OK. Something with Jerusalem artichokes…
…(#16) Palestine soup. Brilliant. FYI Jerusalem artichokes have nothing to do with Jerusalem or artichokes. It was thought that they tasted similar to artichokes, but I don’t think they do. Jerusalem is a corruption of the word Girasole, which is the Italian for sunflower. (I used to grow them in the garden of my old house, and their flowers are like tiny sunflowers.) They are a much under used vegetable – at one point, before the domestication of the potato, it was attempted to make the Jerusalem artichoke a staple crop. It was considered too strong in flavour, and what a shame!
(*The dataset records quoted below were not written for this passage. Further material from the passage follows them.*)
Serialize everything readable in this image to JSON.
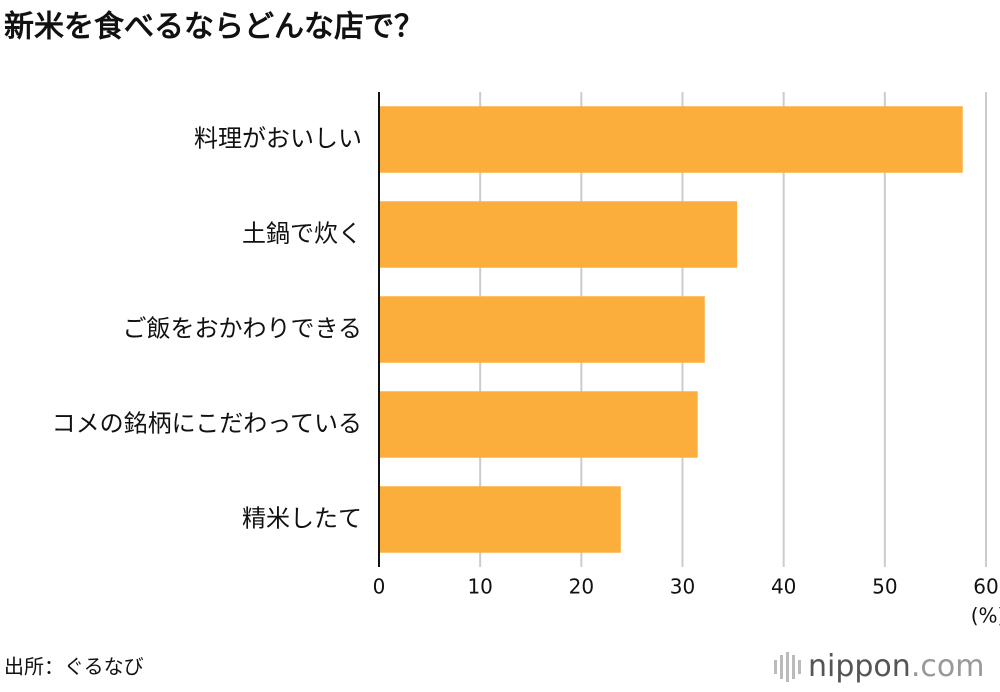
{
  "chart_data": {
    "type": "bar",
    "orientation": "horizontal",
    "title": "新米を食べるならどんな店で？",
    "categories": [
      "料理がおいしい",
      "土鍋で炊く",
      "ご飯をおかわりできる",
      "コメの銘柄にこだわっている",
      "精米したて"
    ],
    "values": [
      57.7,
      35.4,
      32.2,
      31.5,
      23.9
    ],
    "color": "#fbae3c",
    "xlim": [
      0,
      60
    ],
    "xticks": [
      0,
      10,
      20,
      30,
      40,
      50,
      60
    ],
    "x_label": "(%)",
    "grid": true
  },
  "footer": {
    "source": "出所：ぐるなび",
    "logo_main": "nippon",
    "logo_tail": ".com"
  }
}
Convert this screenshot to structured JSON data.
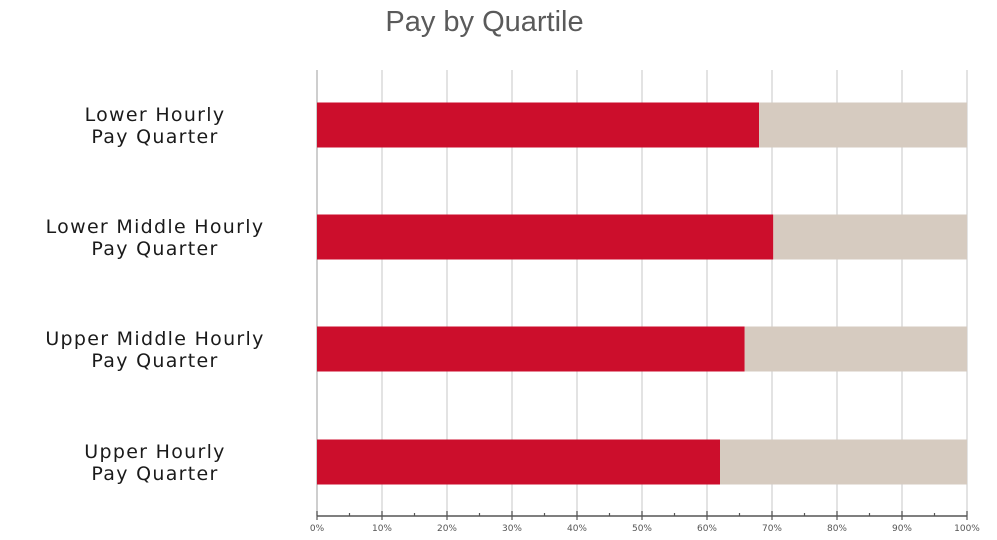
{
  "chart_data": {
    "type": "bar",
    "orientation": "horizontal",
    "stacked": true,
    "title": "Pay by Quartile",
    "categories": [
      [
        "Lower Hourly",
        "Pay Quarter"
      ],
      [
        "Lower Middle Hourly",
        "Pay Quarter"
      ],
      [
        "Upper Middle Hourly",
        "Pay Quarter"
      ],
      [
        "Upper Hourly",
        "Pay Quarter"
      ]
    ],
    "series": [
      {
        "color": "#cc0e2c",
        "values": [
          68,
          70.2,
          65.8,
          62
        ]
      },
      {
        "color": "#d6cbc0",
        "values": [
          32,
          29.8,
          34.2,
          38
        ]
      }
    ],
    "xlim": [
      0,
      100
    ],
    "xticks": [
      "0%",
      "10%",
      "20%",
      "30%",
      "40%",
      "50%",
      "60%",
      "70%",
      "80%",
      "90%",
      "100%"
    ],
    "grid": "vertical",
    "legend": "none"
  }
}
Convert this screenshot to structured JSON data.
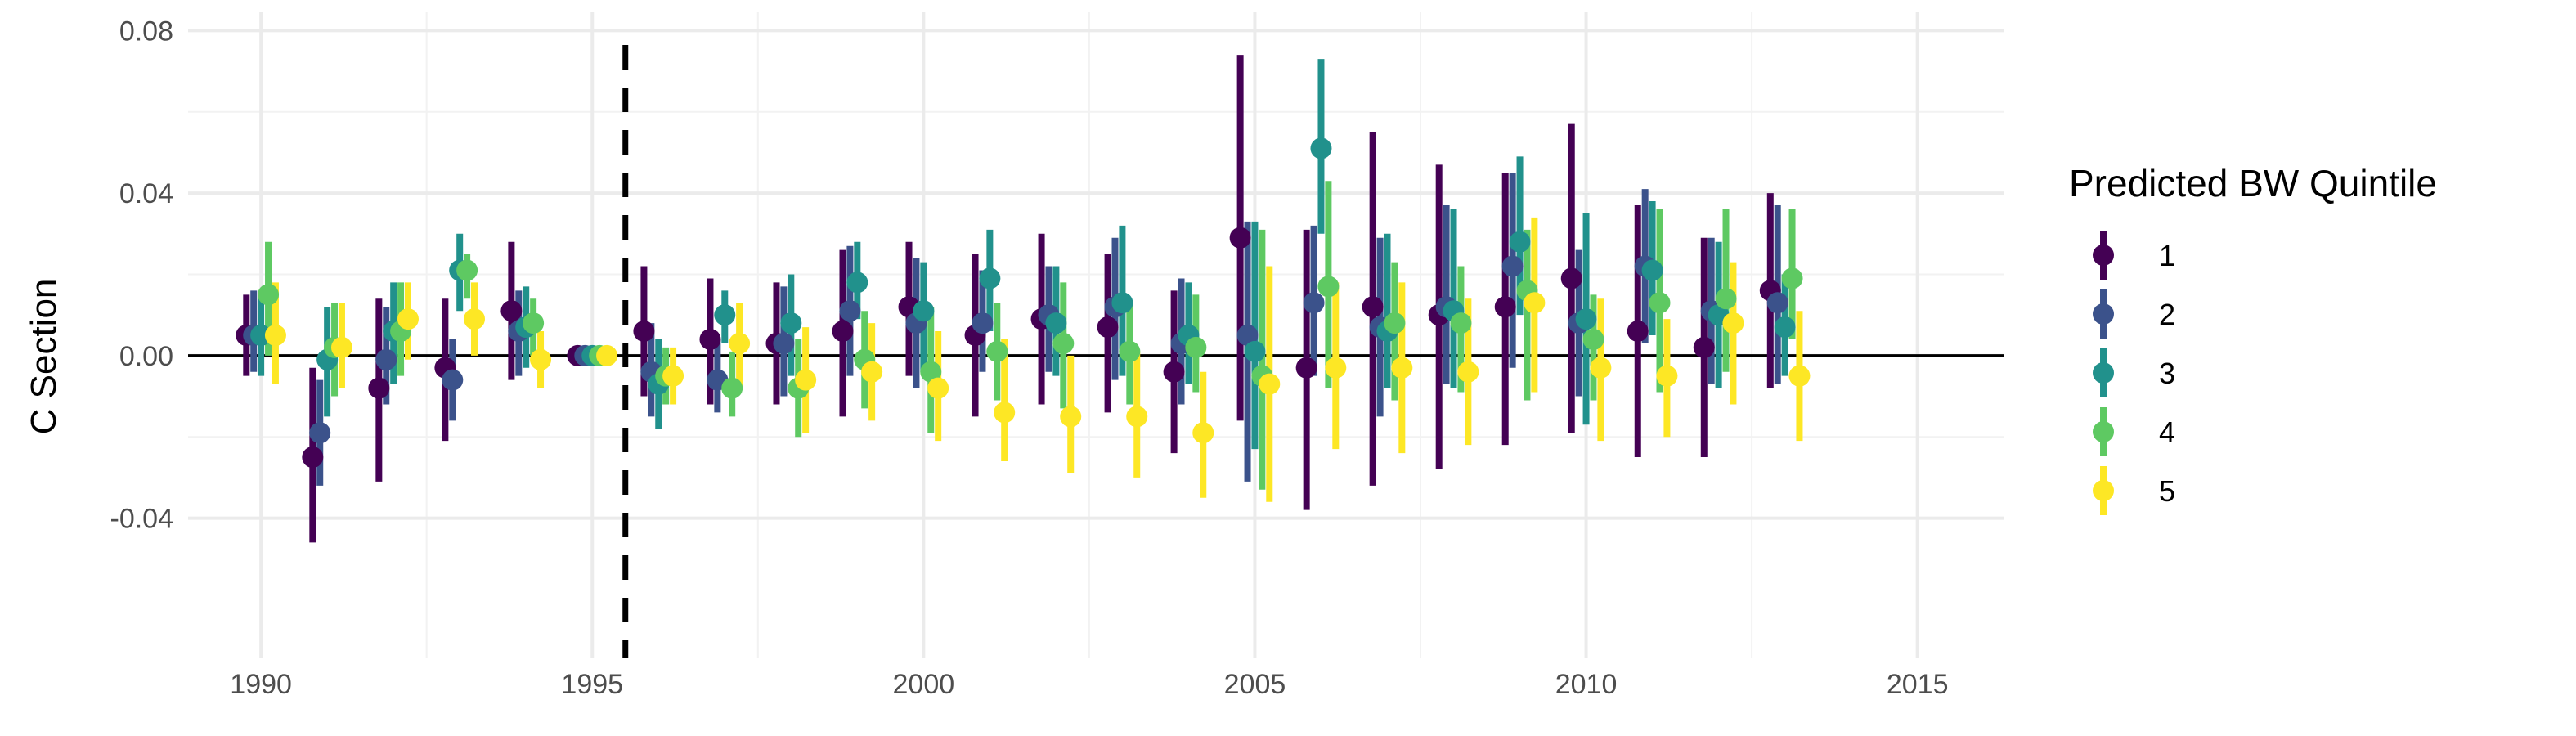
{
  "chart_data": {
    "type": "scatter",
    "subtype": "point-range event study (dodged by series)",
    "title": "",
    "xlabel": "",
    "ylabel": "C Section",
    "xlim": [
      1988.9,
      2016.3
    ],
    "ylim": [
      -0.0745,
      0.0845
    ],
    "x_ticks": [
      1990,
      1995,
      2000,
      2005,
      2010,
      2015
    ],
    "x_tick_labels": [
      "1990",
      "1995",
      "2000",
      "2005",
      "2010",
      "2015"
    ],
    "y_ticks": [
      -0.04,
      0.0,
      0.04,
      0.08
    ],
    "y_tick_labels": [
      "-0.04",
      "0.00",
      "0.04",
      "0.08"
    ],
    "grid": true,
    "reference_hline": 0.0,
    "reference_vline": 1995.5,
    "legend": {
      "title": "Predicted BW Quintile",
      "position": "right"
    },
    "x": [
      1990,
      1991,
      1992,
      1993,
      1994,
      1995,
      1996,
      1997,
      1998,
      1999,
      2000,
      2001,
      2002,
      2003,
      2004,
      2005,
      2006,
      2007,
      2008,
      2009,
      2010,
      2011,
      2012,
      2013
    ],
    "series": [
      {
        "name": "1",
        "color": "#440154",
        "values": [
          0.005,
          -0.025,
          -0.008,
          -0.003,
          0.011,
          0.0,
          0.006,
          0.004,
          0.003,
          0.006,
          0.012,
          0.005,
          0.009,
          0.007,
          -0.004,
          0.029,
          -0.003,
          0.012,
          0.01,
          0.012,
          0.019,
          0.006,
          0.002,
          0.016
        ],
        "lower": [
          -0.005,
          -0.046,
          -0.031,
          -0.021,
          -0.006,
          0.0,
          -0.01,
          -0.012,
          -0.012,
          -0.015,
          -0.005,
          -0.015,
          -0.012,
          -0.014,
          -0.024,
          -0.016,
          -0.038,
          -0.032,
          -0.028,
          -0.022,
          -0.019,
          -0.025,
          -0.025,
          -0.008
        ],
        "upper": [
          0.015,
          -0.003,
          0.014,
          0.014,
          0.028,
          0.0,
          0.022,
          0.019,
          0.018,
          0.026,
          0.028,
          0.025,
          0.03,
          0.025,
          0.016,
          0.074,
          0.031,
          0.055,
          0.047,
          0.045,
          0.057,
          0.037,
          0.029,
          0.04
        ]
      },
      {
        "name": "2",
        "color": "#3b528b",
        "values": [
          0.005,
          -0.019,
          -0.001,
          -0.006,
          0.006,
          0.0,
          -0.004,
          -0.006,
          0.003,
          0.011,
          0.008,
          0.008,
          0.01,
          0.012,
          0.003,
          0.005,
          0.013,
          0.007,
          0.012,
          0.022,
          0.008,
          0.022,
          0.011,
          0.013
        ],
        "lower": [
          -0.004,
          -0.032,
          -0.012,
          -0.016,
          -0.005,
          0.0,
          -0.015,
          -0.014,
          -0.01,
          -0.005,
          -0.008,
          -0.004,
          -0.004,
          -0.006,
          -0.012,
          -0.031,
          -0.005,
          -0.015,
          -0.007,
          -0.003,
          -0.01,
          0.003,
          -0.007,
          -0.007
        ],
        "upper": [
          0.016,
          -0.006,
          0.012,
          0.004,
          0.016,
          0.0,
          0.008,
          0.004,
          0.017,
          0.027,
          0.024,
          0.021,
          0.022,
          0.029,
          0.019,
          0.033,
          0.032,
          0.029,
          0.037,
          0.045,
          0.026,
          0.041,
          0.029,
          0.037
        ]
      },
      {
        "name": "3",
        "color": "#21918c",
        "values": [
          0.005,
          -0.001,
          0.006,
          0.021,
          0.007,
          0.0,
          -0.007,
          0.01,
          0.008,
          0.018,
          0.011,
          0.019,
          0.008,
          0.013,
          0.005,
          0.001,
          0.051,
          0.006,
          0.011,
          0.028,
          0.009,
          0.021,
          0.01,
          0.007
        ],
        "lower": [
          -0.005,
          -0.015,
          -0.007,
          0.011,
          -0.003,
          0.0,
          -0.018,
          0.003,
          -0.005,
          0.009,
          -0.004,
          0.006,
          -0.005,
          -0.005,
          -0.007,
          -0.023,
          0.03,
          -0.008,
          -0.008,
          0.01,
          -0.017,
          0.005,
          -0.008,
          -0.005
        ],
        "upper": [
          0.014,
          0.012,
          0.018,
          0.03,
          0.017,
          0.0,
          0.004,
          0.016,
          0.02,
          0.028,
          0.023,
          0.031,
          0.022,
          0.032,
          0.018,
          0.033,
          0.073,
          0.03,
          0.036,
          0.049,
          0.035,
          0.038,
          0.028,
          0.02
        ]
      },
      {
        "name": "4",
        "color": "#5ec962",
        "values": [
          0.015,
          0.002,
          0.006,
          0.021,
          0.008,
          0.0,
          -0.005,
          -0.008,
          -0.008,
          -0.001,
          -0.004,
          0.001,
          0.003,
          0.001,
          0.002,
          -0.005,
          0.017,
          0.008,
          0.008,
          0.016,
          0.004,
          0.013,
          0.014,
          0.019
        ],
        "lower": [
          0.0,
          -0.01,
          -0.005,
          0.014,
          0.0,
          0.0,
          -0.012,
          -0.015,
          -0.02,
          -0.013,
          -0.019,
          -0.011,
          -0.013,
          -0.012,
          -0.009,
          -0.033,
          -0.008,
          -0.011,
          -0.009,
          -0.011,
          -0.011,
          -0.009,
          -0.004,
          0.004
        ],
        "upper": [
          0.028,
          0.013,
          0.018,
          0.025,
          0.014,
          0.0,
          0.002,
          0.001,
          0.004,
          0.011,
          0.012,
          0.013,
          0.018,
          0.013,
          0.015,
          0.031,
          0.043,
          0.023,
          0.022,
          0.031,
          0.015,
          0.036,
          0.036,
          0.036
        ]
      },
      {
        "name": "5",
        "color": "#fde725",
        "values": [
          0.005,
          0.002,
          0.009,
          0.009,
          -0.001,
          0.0,
          -0.005,
          0.003,
          -0.006,
          -0.004,
          -0.008,
          -0.014,
          -0.015,
          -0.015,
          -0.019,
          -0.007,
          -0.003,
          -0.003,
          -0.004,
          0.013,
          -0.003,
          -0.005,
          0.008,
          -0.005
        ],
        "lower": [
          -0.007,
          -0.008,
          -0.001,
          0.0,
          -0.008,
          0.0,
          -0.012,
          -0.008,
          -0.019,
          -0.016,
          -0.021,
          -0.026,
          -0.029,
          -0.03,
          -0.035,
          -0.036,
          -0.023,
          -0.024,
          -0.022,
          -0.009,
          -0.021,
          -0.02,
          -0.012,
          -0.021
        ],
        "upper": [
          0.018,
          0.013,
          0.018,
          0.018,
          0.006,
          0.0,
          0.002,
          0.013,
          0.007,
          0.008,
          0.006,
          0.004,
          0.0,
          0.001,
          -0.004,
          0.022,
          0.018,
          0.018,
          0.014,
          0.034,
          0.014,
          0.009,
          0.023,
          0.011
        ]
      }
    ]
  }
}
The soup was pretty easy; start by blanching a pound of Jerusalem artichokes in boiling salted water so that the knobbly skins can be peeled away. Place the peeled artichokes in the cooking water to prevent them discolouring. Meanwhile, gently cook 4 ounces of chopped onion, a crushed garlic clove and an ounce of chopped celery. When soft, add two rashers of streaky bacon and then after two minutes add the artichokes and 2 ½ pints of chicken stock. Simmer until the artichokes are tender then blitz. Finally stir in two ounces (!) of double cream and two tablespoons of chopped parsley. And then serve, under the strict Grigson rules, with croutons. It made a lovely soup – really brought out the earthy flavour of the Jerusalem artichokes. It’s the best Grigson soup so far. I made a veggie version for Greg too using veggie bacon (!) and vegetable stock. It tasted as good as mine.

Greg says:
Palestine soup – This is my fave recipe to date I think. I had the girl version which Neil made in a separate pan using veg stock instead of chicken stock and veggie bacon instead of real piggy which meant my soup went a litle bit pink due to the colouring and smelt more like bacon than the real stuff! It was clearly the better of the two though possibly not admissbale under the strict Grigson regime. Anyways, the smoky bacony flavour together with the cream and that very specific Jersualem artichoke flavour was honestly amazing, if I’d had it in a restauarnt I would have been supremely chuffed. The croutons were alright but I could live without em, the fresh parsley is garnish enough. Wonderful . 9/10.

#16 Palestine Soup – 8.5/10. A brilliant winter-warmer! It should be part of everyone’s repertoire!